The battle of lightweight materials is becoming one of many players.

Companies like Mazda are striving to cut down weight with clever use of high-strength steels. Lotus has always gone the way of plastic composite bodies. Even magnesium has been suggested for reducing weight. Ferrari and McLaren have taken two other routes - aluminum for the former, and carbon-fiber with the latter.

According to Popular Mechanics, the Prancing Horse is unlikely to change any time soon.

It's a question of cost, ease of manufacture and lightness, says Ferrari engineer Patrizio Moruzzi. Previous Ferrari supercars such as the 1995 F50 and 2002 Enzo have used expensive and highly time-consuming carbon fiber construction, where the shapes of the tub and body panels are all individually laid out and baked.

It takes about a day to make a car this way, but aluminum construction lets Ferrari build nearer 30 cars a day.

There's very little weight penalty either when comparing aluminum to mass-produced carbon fiber. When injecting carbon fibers and resin into a mould for quick production, the end result weighs little different to aluminum, while being more expensive and difficult to repair in the event of an accident.

Ferrari likes the wide scope of aluminum components too - the metal can be used in everything from stamped sheet metal for body panels, through aluminum castings and extrusions for certain components.

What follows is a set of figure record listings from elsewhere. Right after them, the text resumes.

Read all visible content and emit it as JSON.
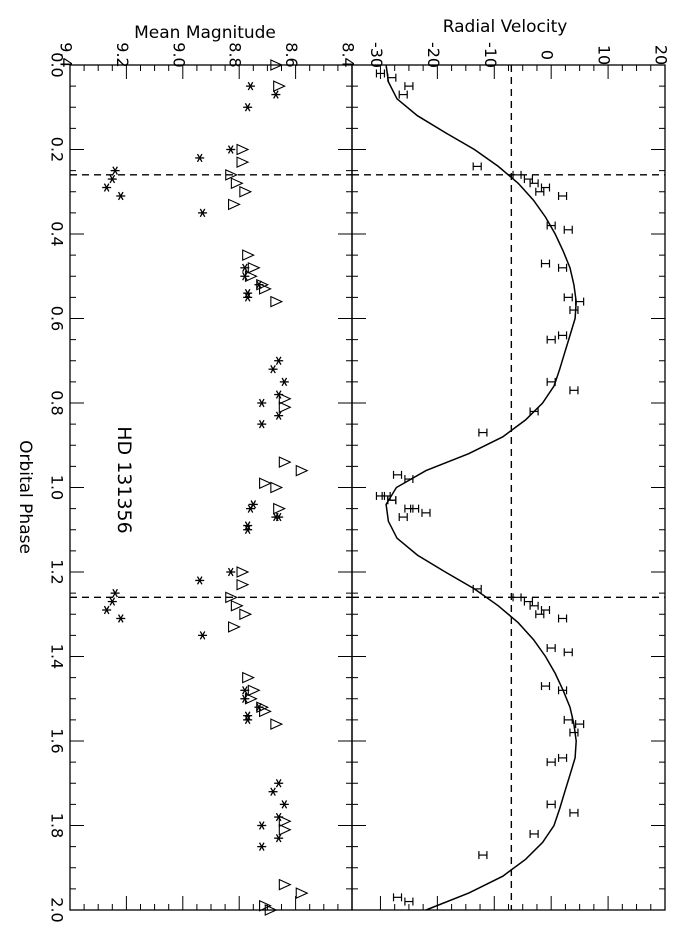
{
  "labels": {
    "top_xlabel_left": "Mean Magnitude",
    "top_xlabel_right": "Radial Velocity",
    "bottom_label": "Orbital Phase",
    "star_name": "HD 131356"
  },
  "chart_data": [
    {
      "type": "scatter",
      "panel": "radial-velocity",
      "xlabel": "Orbital Phase",
      "ylabel": "Radial Velocity",
      "orientation": "rotated 90° (phase vertical, velocity horizontal, velocity increasing to the right)",
      "xlim": [
        0.0,
        2.0
      ],
      "ylim": [
        -35,
        20
      ],
      "x_ticks": [
        "0.0",
        "0.2",
        "0.4",
        "0.6",
        "0.8",
        "1.0",
        "1.2",
        "1.4",
        "1.6",
        "1.8",
        "2.0"
      ],
      "y_ticks": [
        "-30",
        "-20",
        "-10",
        "0",
        "10",
        "20"
      ],
      "dashed_velocity": -7,
      "dashed_phase": [
        0.26,
        1.26
      ],
      "model_curve": {
        "phase": [
          0.0,
          0.04,
          0.08,
          0.12,
          0.16,
          0.2,
          0.24,
          0.28,
          0.32,
          0.36,
          0.4,
          0.44,
          0.48,
          0.52,
          0.56,
          0.6,
          0.64,
          0.68,
          0.72,
          0.76,
          0.8,
          0.84,
          0.88,
          0.92,
          0.96,
          1.0,
          1.04,
          1.08,
          1.12,
          1.16,
          1.2,
          1.24,
          1.28,
          1.32,
          1.36,
          1.4,
          1.44,
          1.48,
          1.52,
          1.56,
          1.6,
          1.64,
          1.68,
          1.72,
          1.76,
          1.8,
          1.84,
          1.88,
          1.92,
          1.96,
          2.0
        ],
        "velocity": [
          -29,
          -28.6,
          -27.1,
          -23.5,
          -18.6,
          -13.5,
          -9.3,
          -5.8,
          -3.1,
          -1.0,
          0.7,
          2.1,
          3.3,
          4.0,
          4.4,
          4.2,
          3.3,
          2.4,
          1.5,
          0.5,
          -1.5,
          -4.5,
          -8.5,
          -14.5,
          -22,
          -27.2,
          -29,
          -28.6,
          -27.1,
          -23.5,
          -18.6,
          -13.5,
          -9.3,
          -5.8,
          -3.1,
          -1.0,
          0.7,
          2.1,
          3.3,
          4.0,
          4.4,
          4.2,
          3.3,
          2.4,
          1.5,
          0.5,
          -1.5,
          -4.5,
          -8.5,
          -14.5,
          -22
        ]
      },
      "observations": {
        "phase": [
          0.02,
          0.03,
          0.05,
          0.07,
          0.24,
          0.26,
          0.27,
          0.28,
          0.29,
          0.3,
          0.31,
          0.38,
          0.39,
          0.47,
          0.48,
          0.55,
          0.56,
          0.58,
          0.64,
          0.65,
          0.75,
          0.77,
          0.82,
          0.87,
          0.97,
          0.98,
          1.02,
          1.03,
          1.05,
          1.06
        ],
        "velocity": [
          -30,
          -28,
          -25,
          -26,
          -13,
          -6,
          -4,
          -3,
          -1,
          -2,
          2,
          0,
          3,
          -1,
          2,
          3,
          5,
          4,
          2,
          0,
          0,
          4,
          -3,
          -12,
          -27,
          -25,
          -29,
          -28,
          -24,
          -22
        ],
        "error_symbol": "H (horizontal error bar)"
      }
    },
    {
      "type": "scatter",
      "panel": "mean-magnitude",
      "xlabel": "Orbital Phase",
      "ylabel": "Mean Magnitude",
      "orientation": "rotated 90° (phase vertical, magnitude horizontal, brighter to the right)",
      "xlim": [
        0.0,
        2.0
      ],
      "ylim": [
        9.4,
        8.4
      ],
      "x_ticks": [
        "0.0",
        "0.2",
        "0.4",
        "0.6",
        "0.8",
        "1.0",
        "1.2",
        "1.4",
        "1.6",
        "1.8",
        "2.0"
      ],
      "y_ticks": [
        "9.4",
        "9.2",
        "9.0",
        "8.8",
        "8.6",
        "8.4"
      ],
      "dashed_phase": [
        0.26,
        1.26
      ],
      "series": [
        {
          "name": "asterisk",
          "symbol": "asterisk",
          "phase": [
            0.05,
            0.07,
            0.1,
            0.2,
            0.22,
            0.25,
            0.27,
            0.29,
            0.31,
            0.35,
            0.48,
            0.5,
            0.52,
            0.54,
            0.55,
            0.7,
            0.72,
            0.75,
            0.78,
            0.8,
            0.83,
            0.85,
            1.04,
            1.07,
            1.09
          ],
          "magnitude": [
            8.76,
            8.67,
            8.77,
            8.83,
            8.94,
            9.24,
            9.25,
            9.27,
            9.22,
            8.93,
            8.78,
            8.78,
            8.73,
            8.77,
            8.77,
            8.66,
            8.68,
            8.64,
            8.66,
            8.72,
            8.66,
            8.72,
            8.75,
            8.66,
            8.77
          ]
        },
        {
          "name": "triangle",
          "symbol": "open triangle",
          "phase": [
            0.0,
            0.05,
            0.2,
            0.23,
            0.26,
            0.28,
            0.3,
            0.33,
            0.45,
            0.48,
            0.5,
            0.52,
            0.53,
            0.56,
            0.79,
            0.81,
            0.94,
            0.96,
            0.99,
            2.0
          ],
          "magnitude": [
            8.67,
            8.66,
            8.79,
            8.79,
            8.83,
            8.81,
            8.78,
            8.82,
            8.77,
            8.75,
            8.76,
            8.72,
            8.71,
            8.67,
            8.64,
            8.64,
            8.64,
            8.58,
            8.71,
            8.69
          ]
        }
      ]
    }
  ]
}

They're fastened together with a mix of welding, rivets, sheet-metal screws and epoxy bonding. Ferrari is aiming towards more widespread use of lightweight and strong epoxy glue in future models - a method pioneered by Lotus in its 1996 Elise.

As Popular Mechanics points out, steel will still be the dominant material in more down-to-earth cars for some time to come. It's cheaper to construct with, easier (and therefore cheaper) to repair, and modern techniques have allowed weight to start coming down too.

For supercars though, the materials race is likely to follow two paths for quite some time to come.